La Marine nationale assure quant à elle une « surveillance renforcée », ce qui passe, entre autres, par des prises de vue d’aéronef de navires câbliers ou suspects ainsi que par des écoutes sous-marines. Le cas échéant, avait expliqué le magazine Cols Bleus, en 2018, elle dispose de « moyens pour inspecter les fonds marins, grâce à ses chasseurs de mines, capables d’identifier et de préciser les caractéristiques d’objets douteux ».
Et, si nécessaire, elle peut « déployer la cellule ‘Plongée humaine et intervention sous la mer’ [CEPHISMER], qui met en oeuvre les moyens humains et matériels nécessaires pour effectuer un diagnostic plus poussé et traiter d’éventuelles menaces ». En outre, il peut éventuellement être fait appel à l’IFREMER, qui possède des robots et des mini-sous-marins pouvant intervenir dans les grandes profondeurs. Des capacités dont il est prévu de doter la Marine nationale prochainement.

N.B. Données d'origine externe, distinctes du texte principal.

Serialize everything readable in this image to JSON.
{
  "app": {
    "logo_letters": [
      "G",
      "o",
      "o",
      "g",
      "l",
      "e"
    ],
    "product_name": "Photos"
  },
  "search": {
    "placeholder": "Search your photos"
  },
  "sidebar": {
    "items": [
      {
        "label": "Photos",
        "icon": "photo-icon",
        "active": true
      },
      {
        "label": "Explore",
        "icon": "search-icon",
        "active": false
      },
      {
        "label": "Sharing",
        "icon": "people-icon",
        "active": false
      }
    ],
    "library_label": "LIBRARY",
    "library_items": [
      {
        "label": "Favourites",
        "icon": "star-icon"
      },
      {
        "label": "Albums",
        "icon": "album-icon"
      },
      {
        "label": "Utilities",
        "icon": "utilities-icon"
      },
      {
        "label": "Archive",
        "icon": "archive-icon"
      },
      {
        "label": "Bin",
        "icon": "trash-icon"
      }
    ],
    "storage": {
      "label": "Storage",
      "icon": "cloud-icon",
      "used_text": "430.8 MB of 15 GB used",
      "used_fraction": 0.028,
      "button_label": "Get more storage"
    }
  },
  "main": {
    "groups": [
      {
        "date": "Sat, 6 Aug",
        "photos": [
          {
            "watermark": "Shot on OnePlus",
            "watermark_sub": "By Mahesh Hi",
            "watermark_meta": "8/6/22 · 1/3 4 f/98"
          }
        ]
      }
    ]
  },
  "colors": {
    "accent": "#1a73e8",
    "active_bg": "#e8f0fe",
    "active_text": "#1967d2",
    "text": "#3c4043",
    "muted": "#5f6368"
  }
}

Un autre moyen de surveillance consiste à collecter des renseignements via l’espace, l’idée étant de repérer des navires suspects, comme le Yantar. C’est d’ailleurs tout l’intérêt des nano-satellites mis au point par l’entreprise française Unseenlabs, ceux-ci étant capables de détecter et de caractériser un bateau selon les émissions électromagnétiques de ses systèmes électroniques embarqués. Seulement, cette méthode a une limite : elle ne permet évidemment pas de localiser les sous-marins.

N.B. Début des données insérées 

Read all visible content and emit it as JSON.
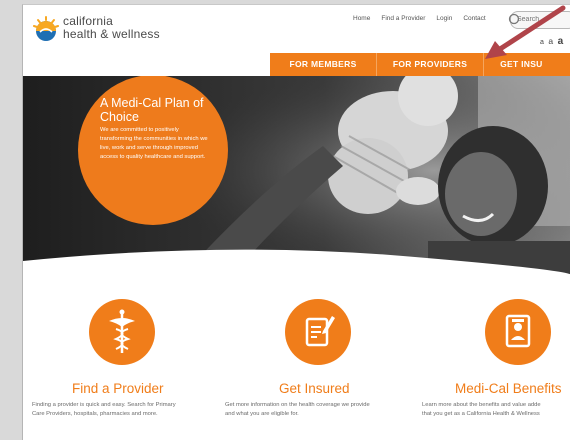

Or, la Russie dispose deux sous-marins nucléaires lanceurs d’engins [SNLE] transformés en navires espions susceptibles de s’en prendre aux câbles de communications grâce aux mini-sous-marins qu’ils mettent en oeuvre : le BS-64 Podmoskovye et du BS-136 Orenburg. D’ailleurs, l’un d’eux aurait repéré par la Marine nationale dans le golfe de Gascogne, en 2016. À noter que les États-Unis ne sont pas en reste, l’US Navy disposant elle aussi de « moyens spéciaux », comme le sous-marin USS Jimmy Carter.